David Bermbach is a Senior Researcher in the Information Systems Engineering Research Group at TU Berlin, Germany. His main research interests are in cloud and fog computing with a focus on distributed data management. David has a PhD in computer science and a diploma in business engineering both from Karlsruhe Institute of Technology, Germany.
Erik Wittern is a Research Staff Member at the IBM Thomas J. Watson Research Center in New York, USA. His research interests are in the areas of cloud computing and software engineering - specifically, he is concerned with supporting developers in providing and consuming web APIs. Prior to joining IBM Research, Erik completed his PhD in computer science at the Karlsruhe Institute of Technology, Germany.
Stefan Tai is Professor and Head of Chair Information Systems Engineering at TU Berlin, Germany. His principal research interests are in the areas of cloud computing, distributed systems, and software service engineering. Prior to his appointment in Berlin, Stefan was a Professor at Karlsruhe Institute of Technology and a Research Staff Member at the IBM Thomas J. Watson Research Center in New York, USA.
Cloud service benchmarking can provide important, sometimes surprising insights into the quality of services and leads to a more quality-driven design and engineering of complex software architectures that use such services. Starting with a broad introduction to the field, this book guides readers step-by-step through the process of designing, implementing and executing a cloud service benchmark, as well as understanding and dealing with its results. It covers all aspects of cloud service benchmarking, i.e., both benchmarking the cloud and benchmarking in the cloud, at a basic level.

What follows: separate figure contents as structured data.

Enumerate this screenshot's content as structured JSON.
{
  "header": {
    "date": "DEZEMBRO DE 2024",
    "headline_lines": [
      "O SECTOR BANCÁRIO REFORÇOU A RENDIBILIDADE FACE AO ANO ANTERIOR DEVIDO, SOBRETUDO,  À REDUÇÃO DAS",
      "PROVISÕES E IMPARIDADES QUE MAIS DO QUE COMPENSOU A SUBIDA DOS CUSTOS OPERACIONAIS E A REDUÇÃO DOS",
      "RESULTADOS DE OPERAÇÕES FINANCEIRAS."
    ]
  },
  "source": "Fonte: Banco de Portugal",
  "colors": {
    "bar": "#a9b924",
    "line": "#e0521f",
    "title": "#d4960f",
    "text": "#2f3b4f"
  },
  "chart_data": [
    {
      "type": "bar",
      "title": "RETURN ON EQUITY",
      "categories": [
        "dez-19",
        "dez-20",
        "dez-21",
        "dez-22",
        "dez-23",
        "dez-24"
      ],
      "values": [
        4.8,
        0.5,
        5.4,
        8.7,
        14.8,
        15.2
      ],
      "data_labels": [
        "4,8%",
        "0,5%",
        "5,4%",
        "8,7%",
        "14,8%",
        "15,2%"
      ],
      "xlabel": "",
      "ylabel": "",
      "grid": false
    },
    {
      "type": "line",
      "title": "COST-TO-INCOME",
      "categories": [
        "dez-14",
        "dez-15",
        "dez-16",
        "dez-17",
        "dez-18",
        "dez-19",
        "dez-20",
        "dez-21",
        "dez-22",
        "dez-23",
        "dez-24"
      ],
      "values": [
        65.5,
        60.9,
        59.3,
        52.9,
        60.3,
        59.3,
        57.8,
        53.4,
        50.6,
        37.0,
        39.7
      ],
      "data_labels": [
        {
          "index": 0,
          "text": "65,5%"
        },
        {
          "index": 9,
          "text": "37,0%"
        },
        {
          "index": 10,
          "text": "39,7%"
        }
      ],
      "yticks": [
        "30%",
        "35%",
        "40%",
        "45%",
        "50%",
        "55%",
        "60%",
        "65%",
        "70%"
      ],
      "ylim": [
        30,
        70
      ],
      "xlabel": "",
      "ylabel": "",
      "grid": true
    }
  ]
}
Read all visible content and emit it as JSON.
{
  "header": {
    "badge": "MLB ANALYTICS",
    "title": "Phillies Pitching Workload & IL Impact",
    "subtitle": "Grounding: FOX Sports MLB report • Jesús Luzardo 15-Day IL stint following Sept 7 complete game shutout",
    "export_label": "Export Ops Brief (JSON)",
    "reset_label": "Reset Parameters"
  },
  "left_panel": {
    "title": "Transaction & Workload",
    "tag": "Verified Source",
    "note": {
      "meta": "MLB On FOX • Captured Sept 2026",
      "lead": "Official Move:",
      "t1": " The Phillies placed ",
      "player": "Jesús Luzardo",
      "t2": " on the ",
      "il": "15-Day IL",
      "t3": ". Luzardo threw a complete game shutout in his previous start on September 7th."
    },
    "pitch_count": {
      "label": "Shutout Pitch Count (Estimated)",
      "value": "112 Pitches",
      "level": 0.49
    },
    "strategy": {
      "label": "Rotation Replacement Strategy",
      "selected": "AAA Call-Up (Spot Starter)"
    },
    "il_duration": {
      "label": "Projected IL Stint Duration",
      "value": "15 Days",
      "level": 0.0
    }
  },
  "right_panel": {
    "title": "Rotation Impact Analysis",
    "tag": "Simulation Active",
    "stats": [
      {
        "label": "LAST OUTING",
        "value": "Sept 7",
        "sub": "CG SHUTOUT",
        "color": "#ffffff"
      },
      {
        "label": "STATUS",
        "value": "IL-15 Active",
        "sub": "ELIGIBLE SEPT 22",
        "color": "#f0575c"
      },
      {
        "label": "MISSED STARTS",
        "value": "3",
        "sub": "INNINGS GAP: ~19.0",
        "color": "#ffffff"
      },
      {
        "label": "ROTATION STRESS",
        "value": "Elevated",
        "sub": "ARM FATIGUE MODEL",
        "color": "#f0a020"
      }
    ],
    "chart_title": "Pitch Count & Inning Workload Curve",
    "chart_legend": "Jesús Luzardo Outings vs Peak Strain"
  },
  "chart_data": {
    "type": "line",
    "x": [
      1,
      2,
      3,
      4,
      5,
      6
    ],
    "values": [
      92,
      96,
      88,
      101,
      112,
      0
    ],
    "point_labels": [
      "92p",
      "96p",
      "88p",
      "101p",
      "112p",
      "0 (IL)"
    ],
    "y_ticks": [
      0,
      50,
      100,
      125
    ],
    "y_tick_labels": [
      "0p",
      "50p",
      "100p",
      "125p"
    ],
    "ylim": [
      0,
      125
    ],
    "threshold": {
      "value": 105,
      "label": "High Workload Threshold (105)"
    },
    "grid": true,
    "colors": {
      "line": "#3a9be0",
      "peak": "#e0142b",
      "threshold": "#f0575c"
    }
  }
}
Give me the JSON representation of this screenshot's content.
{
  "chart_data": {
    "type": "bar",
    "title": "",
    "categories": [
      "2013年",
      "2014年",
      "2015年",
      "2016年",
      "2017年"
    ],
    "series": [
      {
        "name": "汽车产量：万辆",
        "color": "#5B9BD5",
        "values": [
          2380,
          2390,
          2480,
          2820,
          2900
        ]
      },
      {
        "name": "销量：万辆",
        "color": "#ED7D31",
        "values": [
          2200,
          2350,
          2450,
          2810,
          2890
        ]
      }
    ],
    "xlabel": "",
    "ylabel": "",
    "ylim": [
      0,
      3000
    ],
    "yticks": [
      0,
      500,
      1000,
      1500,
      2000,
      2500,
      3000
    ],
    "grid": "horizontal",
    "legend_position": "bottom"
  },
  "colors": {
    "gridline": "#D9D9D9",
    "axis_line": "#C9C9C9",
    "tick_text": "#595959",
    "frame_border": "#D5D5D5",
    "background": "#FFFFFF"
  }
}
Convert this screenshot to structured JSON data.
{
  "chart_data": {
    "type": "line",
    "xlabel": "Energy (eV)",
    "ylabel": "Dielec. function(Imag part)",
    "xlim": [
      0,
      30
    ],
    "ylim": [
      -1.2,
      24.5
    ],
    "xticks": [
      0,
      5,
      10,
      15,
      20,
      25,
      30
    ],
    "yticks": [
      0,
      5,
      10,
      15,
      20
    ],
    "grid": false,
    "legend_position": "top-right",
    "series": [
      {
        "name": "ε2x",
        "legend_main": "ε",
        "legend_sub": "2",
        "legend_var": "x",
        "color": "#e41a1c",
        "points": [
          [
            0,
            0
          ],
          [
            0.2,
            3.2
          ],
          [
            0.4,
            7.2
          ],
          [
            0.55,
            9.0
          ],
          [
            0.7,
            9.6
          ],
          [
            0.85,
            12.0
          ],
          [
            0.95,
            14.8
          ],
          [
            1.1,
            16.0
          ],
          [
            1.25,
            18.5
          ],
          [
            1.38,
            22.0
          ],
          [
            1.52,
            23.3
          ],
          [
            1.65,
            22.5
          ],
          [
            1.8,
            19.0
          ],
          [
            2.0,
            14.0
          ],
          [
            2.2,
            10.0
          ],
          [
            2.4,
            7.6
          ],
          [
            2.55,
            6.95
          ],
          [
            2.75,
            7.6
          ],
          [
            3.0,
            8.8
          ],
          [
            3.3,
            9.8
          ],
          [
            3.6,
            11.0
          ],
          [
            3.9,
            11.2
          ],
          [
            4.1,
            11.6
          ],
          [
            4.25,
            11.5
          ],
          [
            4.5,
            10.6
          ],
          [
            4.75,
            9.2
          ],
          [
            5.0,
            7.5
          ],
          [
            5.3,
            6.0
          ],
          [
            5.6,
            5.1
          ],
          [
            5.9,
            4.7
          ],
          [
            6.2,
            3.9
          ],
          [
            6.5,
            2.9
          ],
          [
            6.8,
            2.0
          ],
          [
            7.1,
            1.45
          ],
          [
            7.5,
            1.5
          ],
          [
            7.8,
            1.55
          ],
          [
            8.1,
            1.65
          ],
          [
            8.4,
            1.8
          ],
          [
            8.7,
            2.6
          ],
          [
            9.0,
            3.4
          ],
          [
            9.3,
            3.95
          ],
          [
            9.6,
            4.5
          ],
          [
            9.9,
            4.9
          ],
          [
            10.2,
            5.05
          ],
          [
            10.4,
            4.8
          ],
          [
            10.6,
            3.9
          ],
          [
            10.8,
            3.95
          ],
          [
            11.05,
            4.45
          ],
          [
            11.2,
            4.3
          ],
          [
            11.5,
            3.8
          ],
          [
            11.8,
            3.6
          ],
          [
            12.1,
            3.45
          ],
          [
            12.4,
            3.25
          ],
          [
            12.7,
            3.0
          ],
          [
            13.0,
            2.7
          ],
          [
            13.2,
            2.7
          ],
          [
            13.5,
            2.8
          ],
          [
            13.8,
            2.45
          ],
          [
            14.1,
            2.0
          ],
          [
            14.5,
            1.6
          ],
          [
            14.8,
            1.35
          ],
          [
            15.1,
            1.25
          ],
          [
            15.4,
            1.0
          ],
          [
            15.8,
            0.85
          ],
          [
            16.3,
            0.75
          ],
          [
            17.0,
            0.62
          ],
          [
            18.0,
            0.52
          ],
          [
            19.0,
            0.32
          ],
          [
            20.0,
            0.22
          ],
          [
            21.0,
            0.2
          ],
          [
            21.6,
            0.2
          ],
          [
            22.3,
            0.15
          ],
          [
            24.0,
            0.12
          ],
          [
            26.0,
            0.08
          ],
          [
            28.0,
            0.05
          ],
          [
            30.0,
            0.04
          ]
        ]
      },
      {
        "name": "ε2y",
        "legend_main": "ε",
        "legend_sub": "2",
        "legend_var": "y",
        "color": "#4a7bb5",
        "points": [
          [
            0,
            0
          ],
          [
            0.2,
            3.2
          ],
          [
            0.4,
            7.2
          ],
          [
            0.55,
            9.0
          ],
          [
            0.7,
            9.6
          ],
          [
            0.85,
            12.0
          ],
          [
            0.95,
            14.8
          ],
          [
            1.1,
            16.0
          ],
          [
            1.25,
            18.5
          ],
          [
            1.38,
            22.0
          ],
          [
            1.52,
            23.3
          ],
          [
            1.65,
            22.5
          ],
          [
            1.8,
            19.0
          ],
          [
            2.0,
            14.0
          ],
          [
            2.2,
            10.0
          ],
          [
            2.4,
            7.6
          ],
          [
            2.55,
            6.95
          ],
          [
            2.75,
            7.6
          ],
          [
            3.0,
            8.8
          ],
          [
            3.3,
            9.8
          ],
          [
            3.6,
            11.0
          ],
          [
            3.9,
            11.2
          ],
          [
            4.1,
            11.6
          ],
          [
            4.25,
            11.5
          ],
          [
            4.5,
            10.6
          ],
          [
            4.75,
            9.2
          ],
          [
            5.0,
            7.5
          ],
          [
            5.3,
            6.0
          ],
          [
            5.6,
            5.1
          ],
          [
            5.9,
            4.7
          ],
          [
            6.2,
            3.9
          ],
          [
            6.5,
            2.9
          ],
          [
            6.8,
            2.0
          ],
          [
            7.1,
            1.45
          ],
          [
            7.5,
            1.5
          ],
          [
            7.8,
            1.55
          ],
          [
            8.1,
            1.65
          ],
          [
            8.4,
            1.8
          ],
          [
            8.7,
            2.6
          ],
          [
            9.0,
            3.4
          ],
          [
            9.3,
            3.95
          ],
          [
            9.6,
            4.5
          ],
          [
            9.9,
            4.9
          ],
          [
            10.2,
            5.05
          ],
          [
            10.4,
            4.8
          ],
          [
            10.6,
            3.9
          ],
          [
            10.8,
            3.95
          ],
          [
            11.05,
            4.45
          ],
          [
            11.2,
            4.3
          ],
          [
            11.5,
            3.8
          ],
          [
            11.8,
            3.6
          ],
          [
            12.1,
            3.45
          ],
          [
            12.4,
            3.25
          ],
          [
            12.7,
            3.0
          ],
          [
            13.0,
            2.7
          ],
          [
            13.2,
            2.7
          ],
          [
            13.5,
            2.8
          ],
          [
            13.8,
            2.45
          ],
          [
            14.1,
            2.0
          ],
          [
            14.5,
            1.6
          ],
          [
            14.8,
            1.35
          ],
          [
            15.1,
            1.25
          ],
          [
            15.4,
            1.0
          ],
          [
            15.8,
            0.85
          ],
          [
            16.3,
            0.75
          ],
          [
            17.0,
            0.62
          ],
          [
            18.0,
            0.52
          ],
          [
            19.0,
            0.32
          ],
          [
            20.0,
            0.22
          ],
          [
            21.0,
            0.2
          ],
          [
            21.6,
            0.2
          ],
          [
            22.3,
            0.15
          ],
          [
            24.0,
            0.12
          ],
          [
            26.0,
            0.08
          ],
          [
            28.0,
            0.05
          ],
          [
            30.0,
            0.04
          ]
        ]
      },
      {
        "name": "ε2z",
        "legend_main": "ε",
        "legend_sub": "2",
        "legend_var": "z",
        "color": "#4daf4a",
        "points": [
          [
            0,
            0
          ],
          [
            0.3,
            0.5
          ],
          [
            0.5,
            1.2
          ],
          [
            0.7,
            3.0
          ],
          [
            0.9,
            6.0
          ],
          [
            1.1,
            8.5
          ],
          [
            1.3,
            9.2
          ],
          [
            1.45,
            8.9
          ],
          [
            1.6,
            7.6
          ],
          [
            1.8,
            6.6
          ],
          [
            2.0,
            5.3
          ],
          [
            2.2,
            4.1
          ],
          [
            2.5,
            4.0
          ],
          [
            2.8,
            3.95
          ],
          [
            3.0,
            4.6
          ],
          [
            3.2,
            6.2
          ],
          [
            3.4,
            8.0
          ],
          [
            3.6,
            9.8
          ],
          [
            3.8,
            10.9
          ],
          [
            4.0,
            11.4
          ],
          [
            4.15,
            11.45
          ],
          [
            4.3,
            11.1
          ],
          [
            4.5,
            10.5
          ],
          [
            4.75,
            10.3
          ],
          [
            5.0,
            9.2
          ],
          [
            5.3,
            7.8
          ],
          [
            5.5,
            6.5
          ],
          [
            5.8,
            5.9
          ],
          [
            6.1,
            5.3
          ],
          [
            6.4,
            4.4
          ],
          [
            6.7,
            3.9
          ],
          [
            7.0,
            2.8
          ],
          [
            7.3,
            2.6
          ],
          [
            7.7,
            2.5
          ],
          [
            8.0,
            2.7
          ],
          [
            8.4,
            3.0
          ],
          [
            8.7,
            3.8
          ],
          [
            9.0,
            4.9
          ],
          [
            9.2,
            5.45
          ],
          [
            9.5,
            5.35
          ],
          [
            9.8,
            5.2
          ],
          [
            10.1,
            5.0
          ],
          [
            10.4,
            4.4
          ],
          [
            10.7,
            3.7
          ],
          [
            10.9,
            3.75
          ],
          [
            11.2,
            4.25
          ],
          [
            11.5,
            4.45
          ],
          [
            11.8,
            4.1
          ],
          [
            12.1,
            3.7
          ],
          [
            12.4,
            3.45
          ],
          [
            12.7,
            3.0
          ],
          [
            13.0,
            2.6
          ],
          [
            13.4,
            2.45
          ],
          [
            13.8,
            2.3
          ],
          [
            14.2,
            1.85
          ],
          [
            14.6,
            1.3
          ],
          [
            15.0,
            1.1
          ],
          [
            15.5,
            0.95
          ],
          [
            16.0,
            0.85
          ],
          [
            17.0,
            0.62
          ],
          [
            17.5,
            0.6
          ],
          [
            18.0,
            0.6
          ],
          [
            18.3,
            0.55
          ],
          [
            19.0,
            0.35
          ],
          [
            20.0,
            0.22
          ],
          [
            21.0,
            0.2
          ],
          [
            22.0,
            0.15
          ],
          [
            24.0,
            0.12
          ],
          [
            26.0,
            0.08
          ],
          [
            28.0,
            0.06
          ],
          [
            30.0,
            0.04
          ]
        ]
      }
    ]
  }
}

The book is divided into five parts: Part I discusses what cloud benchmarking is, provides an overview of cloud services and their key properties, and describes the notion of a cloud system and cloud-service quality. It also addresses the benchmarking lifecycle and the motivations behind running benchmarks in particular phases of an application lifecycle. Part II then focuses on benchmark design by discussing key objectives (e.g., repeatability, fairness, or understandability) and defining metrics and measurement methods, and by giving advice on developing own measurement methods and metrics. Next, Part III explores benchmark execution and implementation challenges and objectives as well as aspects like runtime monitoring and result collection. Subsequently, Part IV addresses benchmark results, covering topics such as an abstract process for turning data into insights, data preprocessing, and basic data analysis methods. Lastly, Part V concludes the book with a summary, suggestions for further reading and pointers to benchmarking tools available on the Web.
The book is intended for researchers and graduate students of computer science and related subjects looking for an introduction to benchmarking cloud services, but also for industry practitioners who are interested in evaluating the quality of cloud services or who want to assess key qualities of their own implementations through cloud-based experiments.